Seasonal pattern of influenza and the association with meteorological factors based on wavelet analysis in Jinan City, Eastern China, 2013-2016

PeerJ. 2020 Mar 9:8:e8626. doi: 10.7717/peerj.8626. eCollection 2020.

Abstract

Background: Influenza is a disease under surveillance worldwide with different seasonal patterns in temperate and tropical regions. Previous studies have conducted modeling of influenza seasonality using climate variables. This study aimed to identify potential meteorological factors that are associated with influenza seasonality in Jinan, China.

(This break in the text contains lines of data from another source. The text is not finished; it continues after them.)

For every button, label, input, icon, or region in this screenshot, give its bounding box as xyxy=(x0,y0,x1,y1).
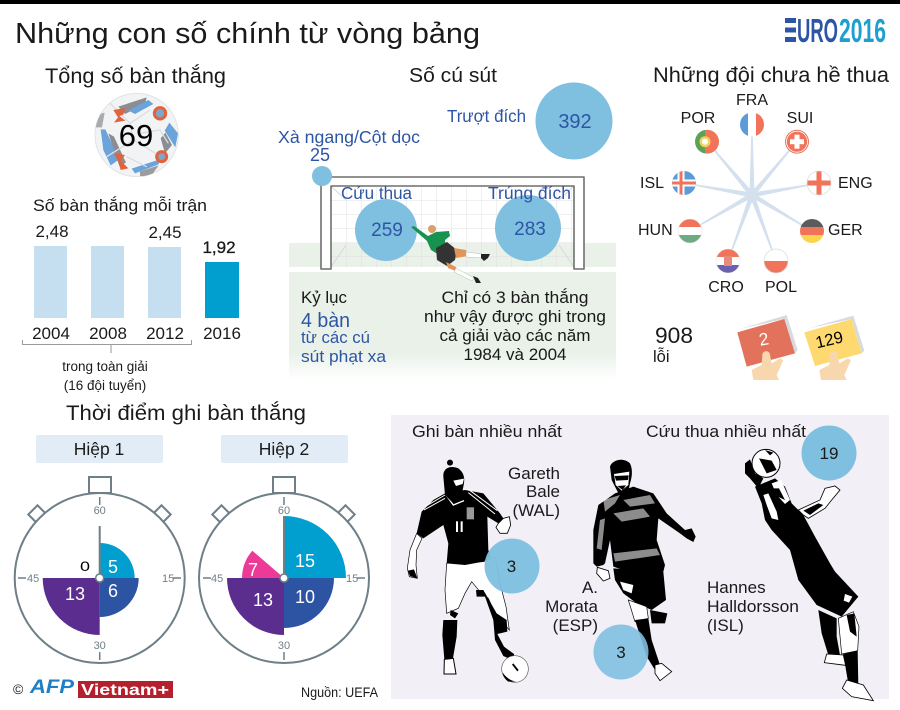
flag: Poland xyxy=(764,249,788,273)
bubble: saves 259 xyxy=(341,183,417,261)
heading: goal timing: Thời điểm ghi bàn thắng xyxy=(66,400,306,425)
subheading: goals per match: Số bàn thắng mỗi trận xyxy=(33,196,207,215)
stopwatch: second half xyxy=(199,477,369,663)
stopwatch: first half: 30 xyxy=(94,640,106,652)
logo: AFP and Vietnam+ xyxy=(13,677,173,699)
bubble: Morata goals: 3 xyxy=(616,643,626,662)
country labels: CRO xyxy=(708,279,744,296)
bracket: 16-team tournaments xyxy=(22,340,192,393)
stopwatch: first half xyxy=(15,477,185,663)
stopwatch: first half: 15 xyxy=(162,573,174,585)
player: Gareth Bale silhouette xyxy=(407,460,528,682)
heading: unbeaten teams: Những đội chưa hề thua xyxy=(653,64,889,87)
bar chart: goals per match: 2004 xyxy=(32,324,70,343)
stopwatch: second half: 15 xyxy=(295,551,315,571)
label: second half xyxy=(221,435,348,463)
icon: yellow card with hand xyxy=(804,316,864,380)
bar chart: goals per match: 2,48 xyxy=(35,222,69,241)
bubble: saves 259: Cứu thua xyxy=(341,183,412,203)
stopwatch: first half: 0 xyxy=(80,558,90,574)
flag: France xyxy=(740,112,764,136)
stopwatch: first half: 5 xyxy=(108,557,118,577)
text: only three such goals: như vậy được ghi trong xyxy=(424,308,606,326)
icon: diving goalkeeper xyxy=(411,225,490,283)
label: Gareth Bale: Gareth xyxy=(508,464,560,483)
bubble: on target 283 xyxy=(488,183,571,261)
label: first half xyxy=(36,435,163,463)
logo: AFP and Vietnam+: © xyxy=(13,681,24,697)
bubble: Halldorsson saves xyxy=(802,426,856,480)
bubble: misses 392: Trượt đích xyxy=(447,106,526,126)
label: Gareth Bale xyxy=(508,464,560,520)
bar chart: goals per match: 2012 xyxy=(146,324,184,343)
label: Gareth Bale: (WAL) xyxy=(512,501,560,520)
icon: yellow card with hand: 129 xyxy=(814,327,845,352)
stopwatch: first half: 13 xyxy=(65,584,85,604)
label: Hannes Halldorsson xyxy=(707,578,799,635)
bracket: 16-team tournaments: trong toàn giải xyxy=(62,359,148,374)
bubble: woodwork 25: Xà ngang/Cột dọc xyxy=(278,127,420,147)
country labels xyxy=(638,92,873,296)
bubble: saves 259: 259 xyxy=(371,220,403,241)
radial spokes xyxy=(685,125,819,262)
flag: Croatia xyxy=(716,249,740,273)
icon: red card with hand: 2 xyxy=(757,328,770,350)
top black bar xyxy=(0,0,900,4)
stopwatch: second half: 7 xyxy=(248,560,258,580)
bar chart: goals per match: 2008 xyxy=(89,324,127,343)
icon: red card with hand xyxy=(737,315,798,380)
text: free-kick record: từ các cú xyxy=(301,329,370,347)
goal frame and net xyxy=(321,177,584,269)
text: only three such goals: Chỉ có 3 bàn thắng xyxy=(442,288,588,307)
label: A. Morata: A. xyxy=(582,578,598,597)
source: Nguồn: UEFA xyxy=(301,685,378,700)
stopwatch: second half: 60 xyxy=(278,505,290,517)
flag: Switzerland xyxy=(785,130,809,154)
country labels: HUN xyxy=(638,222,673,239)
stopwatch: second half: 45 xyxy=(211,573,223,585)
logo: Euro 2016: URO xyxy=(797,12,838,49)
bubble: on target 283: Trúng đích xyxy=(488,183,571,203)
icon: football with total 69: 69 xyxy=(119,118,153,153)
flag: Germany xyxy=(800,219,824,243)
bar chart: goals per match: 1,92 xyxy=(202,238,236,257)
country labels: POL xyxy=(765,279,797,296)
country labels: FRA xyxy=(736,92,768,109)
text: free-kick record: Kỷ lục xyxy=(301,289,347,307)
stopwatch: first half: 6 xyxy=(108,581,118,601)
stopwatch: first half: 60 xyxy=(94,505,106,517)
stopwatch: second half: 15 xyxy=(346,573,358,585)
text: 908 fouls xyxy=(653,323,693,366)
panel: top players xyxy=(391,415,889,701)
stopwatch: second half: 30 xyxy=(278,640,290,652)
text: free-kick record: 4 bàn xyxy=(301,310,350,332)
label: first half: Hiệp 1 xyxy=(74,439,124,459)
label: second half: Hiệp 2 xyxy=(259,439,309,459)
stopwatch: first half: 45 xyxy=(27,573,39,585)
bubble: misses 392: 392 xyxy=(558,111,592,133)
country labels: GER xyxy=(828,222,863,239)
label: A. Morata: Morata xyxy=(545,597,599,616)
bar chart: goals per match xyxy=(32,222,241,343)
flag: England xyxy=(807,171,831,195)
text: free-kick record: sút phạt xa xyxy=(301,348,387,366)
bar chart: goals per match: 2,45 xyxy=(148,223,182,242)
text: free-kick record xyxy=(301,289,387,366)
bubble: Halldorsson saves: 19 xyxy=(820,444,838,463)
country labels: ENG xyxy=(838,175,873,192)
text: only three such goals: 1984 và 2004 xyxy=(464,346,566,364)
label: Hannes Halldorsson: Hannes xyxy=(707,578,766,597)
bracket: 16-team tournaments: (16 đội tuyển) xyxy=(64,378,146,393)
label: A. Morata: (ESP) xyxy=(553,616,598,635)
player: Hannes Halldorsson silhouette xyxy=(745,449,873,701)
bubble: Bale goals xyxy=(484,538,540,594)
country labels: POR xyxy=(681,110,715,127)
flag: Portugal xyxy=(695,130,719,154)
flag: Iceland xyxy=(672,171,696,195)
bubble: Bale goals: 3 xyxy=(507,557,516,576)
title: Những con số chính từ vòng bảng xyxy=(15,18,480,50)
stopwatch: second half: 10 xyxy=(295,587,315,607)
label: Gareth Bale: Bale xyxy=(526,482,560,501)
text: only three such goals xyxy=(424,288,606,364)
country labels: ISL xyxy=(640,175,664,192)
text: only three such goals: cả giải vào các năm xyxy=(440,327,590,345)
bubble: Morata goals xyxy=(594,624,648,680)
player: Alvaro Morata silhouette xyxy=(593,460,696,681)
icon: football with total 69 xyxy=(95,93,178,177)
text: 908 fouls: lỗi xyxy=(653,347,670,366)
label: A. Morata xyxy=(545,578,599,635)
field background xyxy=(289,243,616,380)
logo: AFP and Vietnam+: Vietnam+ xyxy=(81,682,169,699)
logo: AFP and Vietnam+: AFP xyxy=(29,677,74,698)
bubble: on target 283: 283 xyxy=(514,219,546,240)
country labels: SUI xyxy=(787,110,813,127)
heading: top scorers: Ghi bàn nhiều nhất xyxy=(412,423,562,441)
heading: total goals: Tổng số bàn thắng xyxy=(45,65,226,88)
bubble: misses 392 xyxy=(447,82,612,160)
bar chart: goals per match: 2016 xyxy=(203,324,241,343)
stopwatch: second half: 13 xyxy=(253,590,273,610)
label: Hannes Halldorsson: Halldorsson xyxy=(707,597,799,616)
bubble: woodwork 25: 25 xyxy=(310,145,330,165)
heading: shots: Số cú sút xyxy=(409,65,497,87)
text: 908 fouls: 908 xyxy=(655,323,693,348)
flag: Hungary xyxy=(678,219,702,243)
heading: most saves: Cứu thua nhiều nhất xyxy=(646,423,806,441)
label: Hannes Halldorsson: (ISL) xyxy=(707,616,744,635)
bubble: woodwork 25 xyxy=(278,127,420,186)
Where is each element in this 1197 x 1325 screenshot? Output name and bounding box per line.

Methods: Data from three influenza sentinel hospitals and respective climate factors (average temperature, relatively humidity (RH), absolute humidity (AH), sunshine duration, accumulated rainfall and speed of wind), from 2013 to 2016, were collected. Statistical and wavelet analyses were used to explore the epidemiological characteristics of influenza virus and its potential association with climate factors.

Results: The dynamic of influenza was characterized by annual cycle, with remarkable winter epidemic peaks from December to February. Spearman's correlation and wavelet coherence analysis illuminated that temperature, AH and atmospheric pressure were main influencing factors. Multiple wavelet coherence analysis showed that temperature and atmospheric pressure might be the main influencing factors of influenza virus A(H3N2) and influenza virus B, whereas temperature and AH might best shape the seasonality of influenza virus A(H1N1)pdm09. During the epidemic season, the prevalence of influenza virus lagged behind the change of temperature by 1-8 weeks and atmospheric pressure by 0.5-3 weeks for different influenza viruses.

Conclusion: Climate factors were significantly associated with influenza seasonality in Jinan during the influenza epidemic season and the optional time for influenza vaccination is before November. These finding should be considered in influenza planning of control and prevention.

Keywords: Climatic factors; Influenza surveillance; Seasonality; Wavelet analysis.

Grants and funding

The study is supported by Health and Family Planning Commission of Shandong Province (2016WS0382 and 2016WS0381). The funders had no role in study design, data collection and analysis, decision to publish, or preparation of the manuscript.